I was so involved in making programs that I put off revisiting, and studying programming, erroneously thinking I didn't need to. One should always be conscious of the difference and approach each with the appropriate mindset.
Past the Ego's Fear
Everything in life is related. The most commonplace things can inspire contemplation into the greatest truths. By putting my fear of coding challenges under a microscope, I was able to uncover unpleasant truths about my unconscious lack of kindness towards my self.
In my art practice, I can never do a good drawing when I intend to show it off on Instagram for likes and appreciation, which makes my ego feel good. When I draw in my sketchbook for myself, I create strokes of genius which makes me wonder why I'm ever doing anything else at all.
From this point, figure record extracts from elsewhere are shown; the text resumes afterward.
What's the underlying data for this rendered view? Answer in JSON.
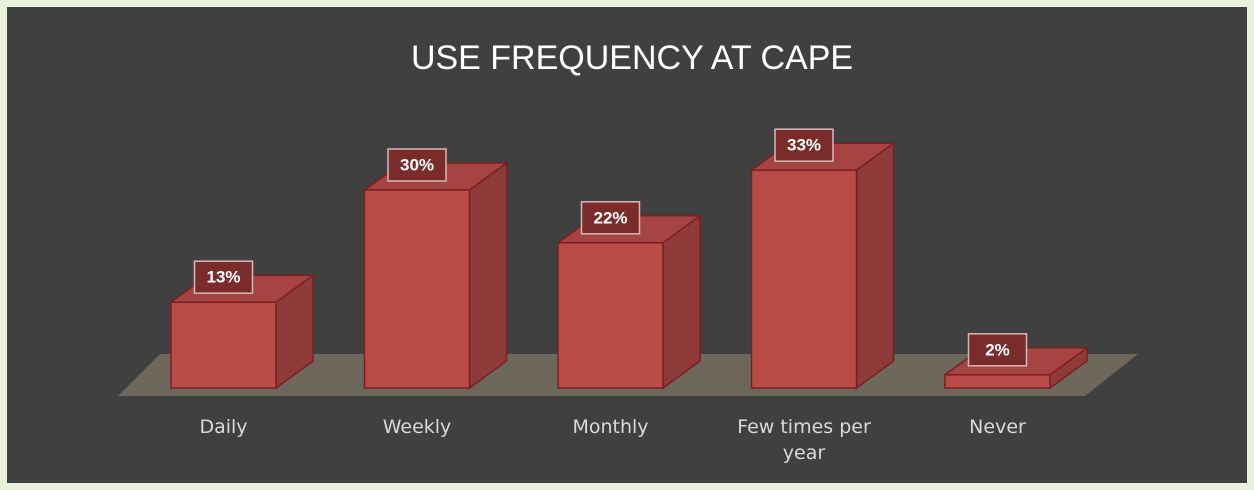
{
  "chart_data": {
    "type": "bar3d",
    "title": "USE FREQUENCY AT CAPE",
    "categories": [
      "Daily",
      "Weekly",
      "Monthly",
      "Few times per year",
      "Never"
    ],
    "values": [
      13,
      30,
      22,
      33,
      2
    ],
    "value_labels": [
      "13%",
      "30%",
      "22%",
      "33%",
      "2%"
    ],
    "color": "#b94b48"
  }
}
Here, I didn't draw for my ego which is always hungry for rewards at the end of any task, but simply enjoyed the process of creating which is the only reward my deeper self ever needed.
The job application process makes it difficult to not be your ego. After all, you're constantly describing your achievements, victories, accolades and skills. Your ego tends to flare up when you do that. You start to identify your Self with your work. I've found through both my art and programming practice, this is never healthy. You are never your work. You are not your resume or your achievements, or failures. You're not even your name on the resume. You never were.
But for practicality's sake, we have a body and need to function with it in the world. I want a job to live well, and maybe buy a PSVR2 and play Resident Evil 8 on it! To get the job, I need to present myself with confidence, which comes from skill. For building the skills as a programmer, I follow Kimon Nikolaides' advice.
I do coding practice as an effort to study the fundamentals of the craft. Whatever code I produce in that time, the quality doesn't matter. Did I solve the coding challenge? Don't care. Was the by-product of my time any good? Doesn't matter. It was the experience that I walk away with that matters. The thoughts, the joy, the struggle, the lessons learned, all intangible but unmistakably real benefits, real memories and experience that I accumulate.
I now structure my programming study just like my art studies. I'm learning to put off the ego, and be comfortable being without it, and just put my attention on the process because that's where it should be.
Being in the process of drawing in my sketchbook, painting on canvas, and pumping iron at the gym is where the fun is. I'm not afraid of coding problems anymore. I enjoy them, simply because I enjoy being in the process of programming. I know that if I simply focus on the problem to be solved instead of my ego's reactions, I'll be okay.